There’s something beautiful about the synergy of Wooden Bar. When the space was being revamped from an unused basement into 3Cross, Mewherter and Ly both had a hand in the renovations. Ly scraped the ceilings, and Mewherter sanded and polyurethaned the woodwork around the bar. While the world continues to change, so do restaurants. Life evolves and goes where it wants and needs to, which is something Mewherter understands innately. It’s what has attracted him to both woodworking and cooking.

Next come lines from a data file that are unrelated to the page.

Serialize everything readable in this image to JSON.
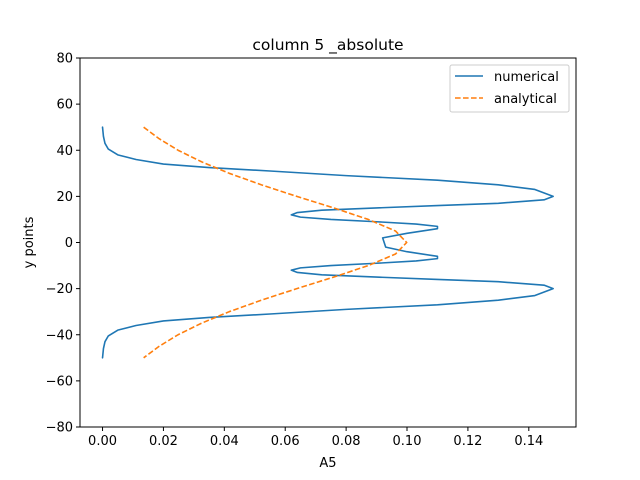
{
  "chart_data": {
    "type": "line",
    "title": "column 5 _absolute",
    "xlabel": "A5",
    "ylabel": "y points",
    "xlim": [
      -0.0074,
      0.1555
    ],
    "ylim": [
      -80,
      80
    ],
    "xticks": [
      0.0,
      0.02,
      0.04,
      0.06,
      0.08,
      0.1,
      0.12,
      0.14
    ],
    "xtick_labels": [
      "0.00",
      "0.02",
      "0.04",
      "0.06",
      "0.08",
      "0.10",
      "0.12",
      "0.14"
    ],
    "yticks": [
      -80,
      -60,
      -40,
      -20,
      0,
      20,
      40,
      60,
      80
    ],
    "ytick_labels": [
      "−80",
      "−60",
      "−40",
      "−20",
      "0",
      "20",
      "40",
      "60",
      "80"
    ],
    "grid": false,
    "legend_position": "top-right",
    "series": [
      {
        "name": "numerical",
        "color": "#1f77b4",
        "style": "solid",
        "x": [
          0.0,
          0.0003,
          0.0008,
          0.0019,
          0.005,
          0.011,
          0.02,
          0.035,
          0.055,
          0.08,
          0.11,
          0.13,
          0.142,
          0.148,
          0.145,
          0.13,
          0.11,
          0.09,
          0.072,
          0.064,
          0.062,
          0.065,
          0.075,
          0.09,
          0.103,
          0.11,
          0.11,
          0.1,
          0.092,
          0.093,
          0.1,
          0.11,
          0.11,
          0.103,
          0.09,
          0.075,
          0.065,
          0.062,
          0.064,
          0.072,
          0.09,
          0.11,
          0.13,
          0.145,
          0.148,
          0.142,
          0.13,
          0.11,
          0.08,
          0.055,
          0.035,
          0.02,
          0.011,
          0.005,
          0.0019,
          0.0008,
          0.0003,
          0.0
        ],
        "y": [
          50,
          46,
          43,
          40.5,
          38,
          36,
          34,
          32.5,
          31,
          29,
          27,
          25,
          23,
          20,
          18.5,
          17,
          16,
          15,
          14,
          13,
          12,
          11,
          10,
          9,
          8,
          7,
          6,
          4,
          2,
          -2,
          -4,
          -6,
          -7,
          -8,
          -9,
          -10,
          -11,
          -12,
          -13,
          -14,
          -15,
          -16,
          -17,
          -18.5,
          -20,
          -23,
          -25,
          -27,
          -29,
          -31,
          -32.5,
          -34,
          -36,
          -38,
          -40.5,
          -43,
          -46,
          -50
        ]
      },
      {
        "name": "analytical",
        "color": "#ff7f0e",
        "style": "dashed",
        "x": [
          0.0135,
          0.0186,
          0.0248,
          0.0325,
          0.0416,
          0.0522,
          0.0638,
          0.0759,
          0.0873,
          0.0962,
          0.0999,
          0.0962,
          0.0873,
          0.0759,
          0.0638,
          0.0522,
          0.0416,
          0.0325,
          0.0248,
          0.0186,
          0.0135
        ],
        "y": [
          50,
          45,
          40,
          35,
          30,
          25,
          20,
          15,
          10,
          5,
          0,
          -5,
          -10,
          -15,
          -20,
          -25,
          -30,
          -35,
          -40,
          -45,
          -50
        ]
      }
    ]
  }
}
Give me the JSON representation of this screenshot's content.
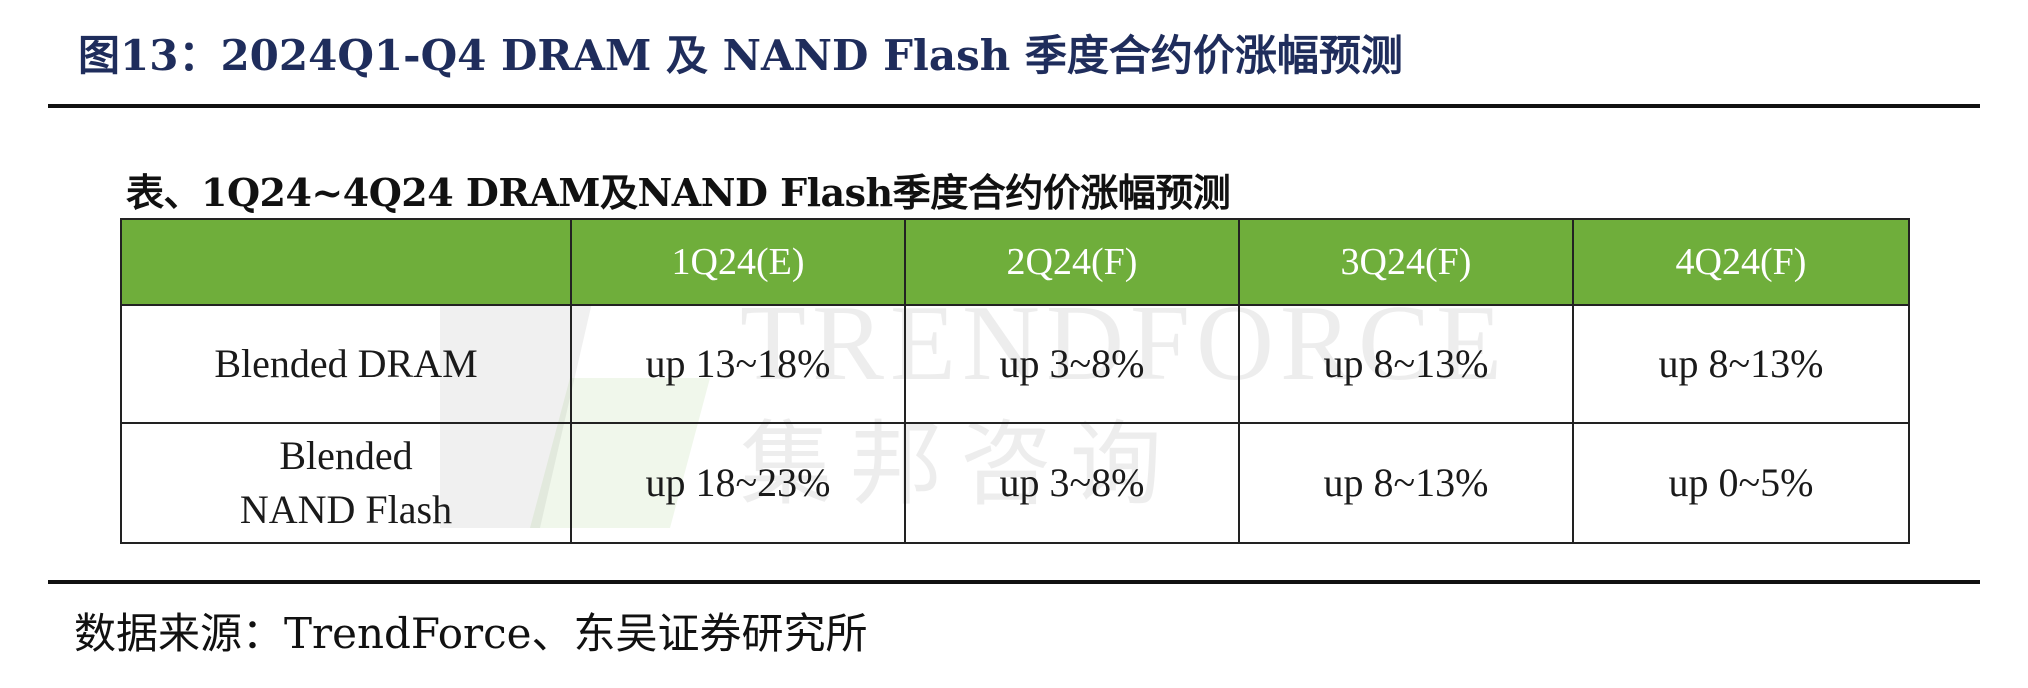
{
  "figure_title": "图13：2024Q1-Q4 DRAM 及 NAND Flash 季度合约价涨幅预测",
  "table_caption": "表、1Q24~4Q24 DRAM及NAND Flash季度合约价涨幅预测",
  "watermark": {
    "english": "TRENDFORCE",
    "chinese": "集邦咨询"
  },
  "table": {
    "headers": [
      "",
      "1Q24(E)",
      "2Q24(F)",
      "3Q24(F)",
      "4Q24(F)"
    ],
    "rows": [
      {
        "label": "Blended DRAM",
        "cells": [
          "up 13~18%",
          "up 3~8%",
          "up 8~13%",
          "up 8~13%"
        ]
      },
      {
        "label": "Blended\nNAND Flash",
        "cells": [
          "up 18~23%",
          "up 3~8%",
          "up 8~13%",
          "up 0~5%"
        ]
      }
    ]
  },
  "source": "数据来源：TrendForce、东吴证券研究所",
  "colors": {
    "header_bg": "#6fae3b",
    "title": "#1f2d5c"
  }
}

“With carpentry and woodworking, at a certain point if wood is going to move in a certain direction then wood is going to move in a direction. You can't control that process. You have to work around it and adapt to it,” Mewherter said. “It’s similar to a lot of fermentation, you are beholden to a lot of natural processes outside of your control. It's about your response to it.”

On a Thursday night, soon after 5 p.m. a group of regulars arrived. They slowly showed up, each walking up to the bar to order their own food. Kids in tow. They sat at a long table and chatted about their week at work, life, the world never letting up. Noodles on the table. Pulled pork sliders in steamed milk buns arrived. They found a little pocket of happiness and community in a basement. Something new and different. It’s eerily reminiscent of the chicken shack where Andy Ricker started his Pok Pok Empire in Portland, Oregon, and helped create the food boom there: something simple, beautiful, and pure started by someone looking to open the world to the thing they wanted to create, but on their own terms. There’s no master plan. Organic.

Maybe even one day, Wooden Noodles will open on Saturdays.

“We're not opposed to being open on Saturdays” Ly said. “As soon as we can and have the right people in place, we will.”